De onderzochte gedraging is niet behoorlijk.

De Nationale ombudsman ziet in het voorafgaande aanleiding om aan dit rapport een aanbeveling te verbinden.

Conclusie

De klacht over de onderzochte gedraging van het Uitvoeringsinstituut werknemersverzekeringen, kantoor Eindhoven, die wordt aangemerkt als een gedraging van de Raad van Bestuur van het Uitvoeringsinstituut werknemersverzekeringen te Amsterdam, is gegrond.

Aanbeveling

Het UWV wordt in overweging gegeven te bevorderen dat bij het ontwikkelen van een nieuw systeem van polisadministratie rekening wordt gehouden met de juiste schrijfwijze van namen van verzekerden, inclusief voorvoegsels en het gebruik van hoofdletters, zoals die namen worden aangeleverd door het systeem van de Gemeentelijke Basisadministratie Persoonsgegevens (GBA).

Bij schrijven van 24 november 2004 liet het Uitvoeringsinstituut werknemersverzekeringen (UWV) de Nationale ombudsman weten zijn mening te delen dat het correct vermelden van de namen van cliënten van het UWV van groot belang is en dat deze cliënten dit ook mogen verwachten. Het UWV zal hier bij het vullen van de Polisadministratie dan ook extra alert op zijn.

Onderzoek

Op 14 april 2003 ontving de Nationale ombudsman een verzoekschrift, gedateerd 13 april 2003, van de heer Van D. te Eindhoven, met een klacht over een gedraging van het Uitvoeringsinstituut werknemersverzekeringen kantoor Eindhoven.

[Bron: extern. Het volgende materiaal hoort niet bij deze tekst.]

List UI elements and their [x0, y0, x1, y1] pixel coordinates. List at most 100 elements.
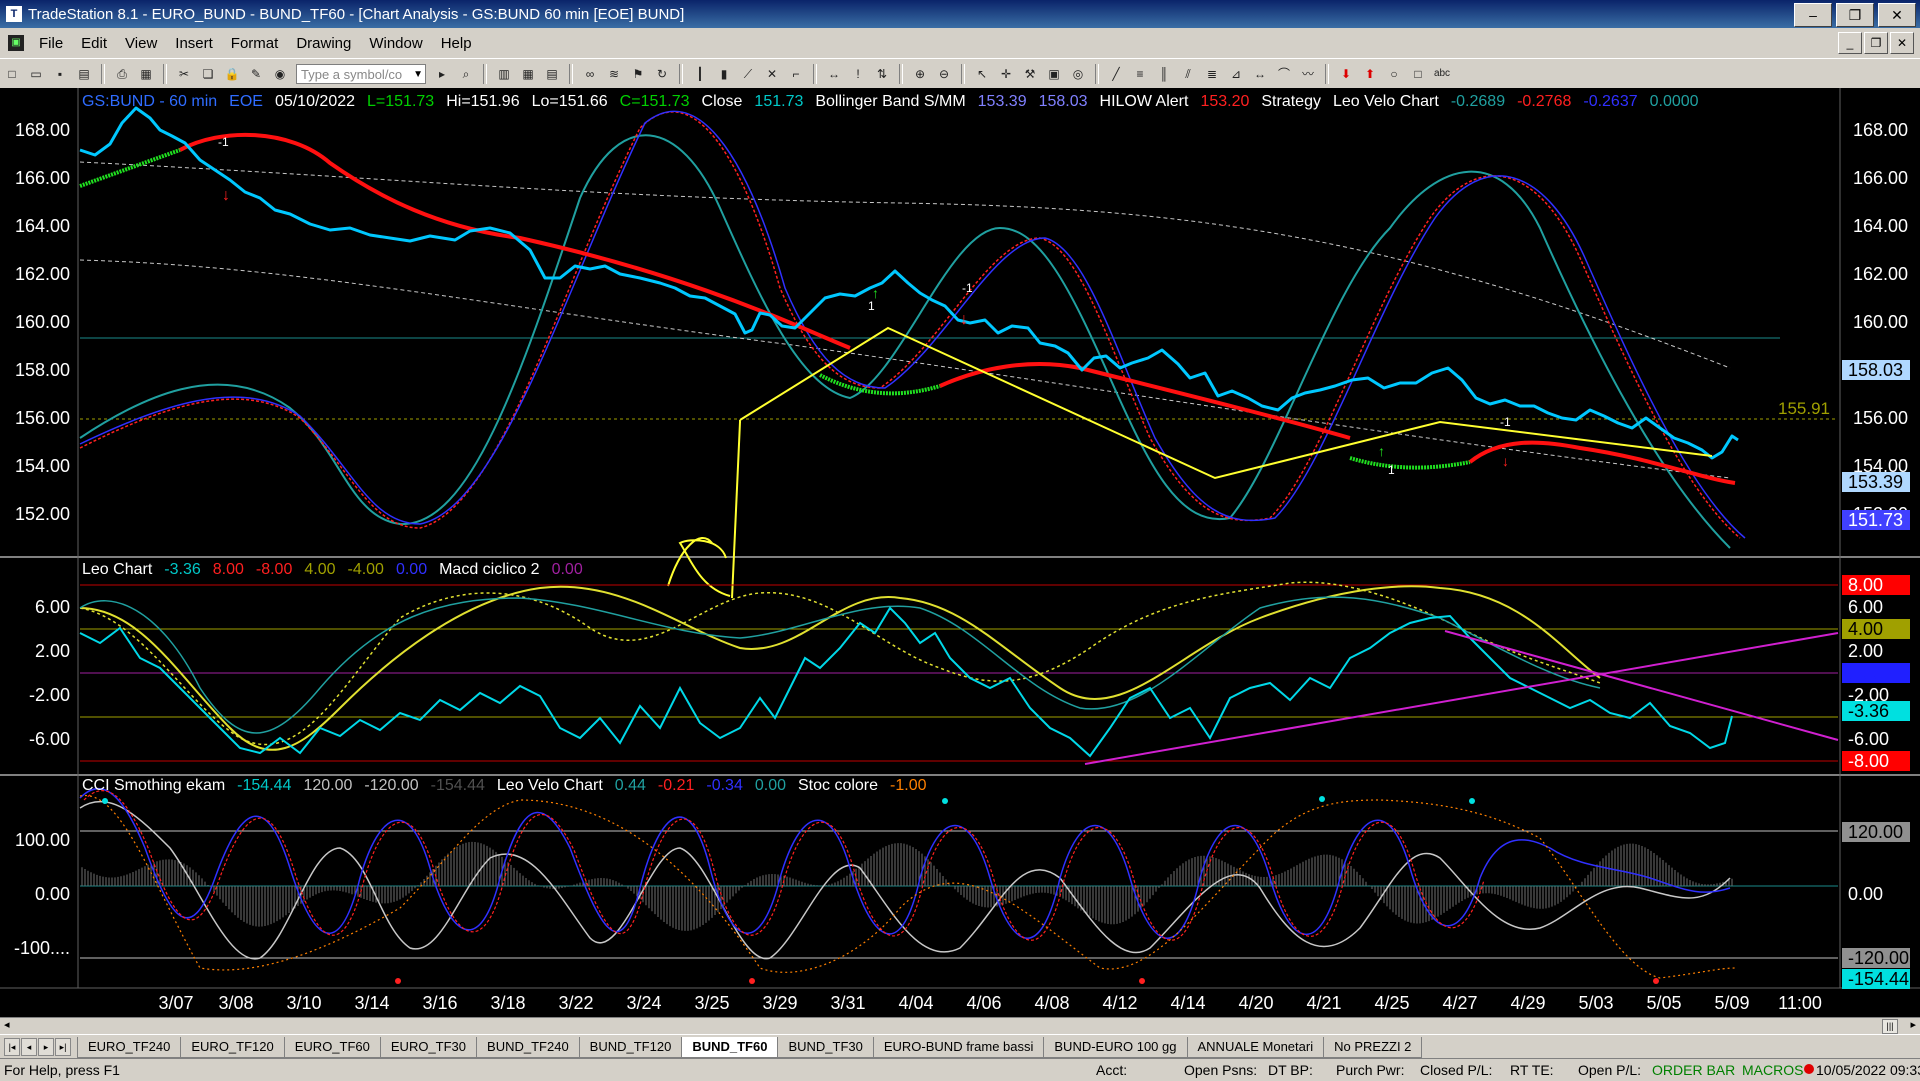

Naar deze gedraging, die wordt aangemerkt als een gedraging van de Raad van bestuur van het Uitvoeringsinstituut werknemersverzekeringen te Amsterdam, werd een onderzoek ingesteld.

In het kader van het onderzoek werd het Uitvoeringsinstituut werknemersverzekeringen verzocht op de klacht te reageren en een afschrift toe te sturen van de stukken die op de klacht betrekking hebben.

Tevens werd de Gemeente Eindhoven een aantal specifieke vragen gesteld en werd informatie ingewonnen bij het Agentschap Basisadministratie Persoonsgegevens en Reisdocumenten (BPR) van het Ministerie van Binnenlandse Zaken en Koninkrijksrelaties.

Het resultaat van het onderzoek werd als verslag van bevindingen gestuurd aan betrokkenen.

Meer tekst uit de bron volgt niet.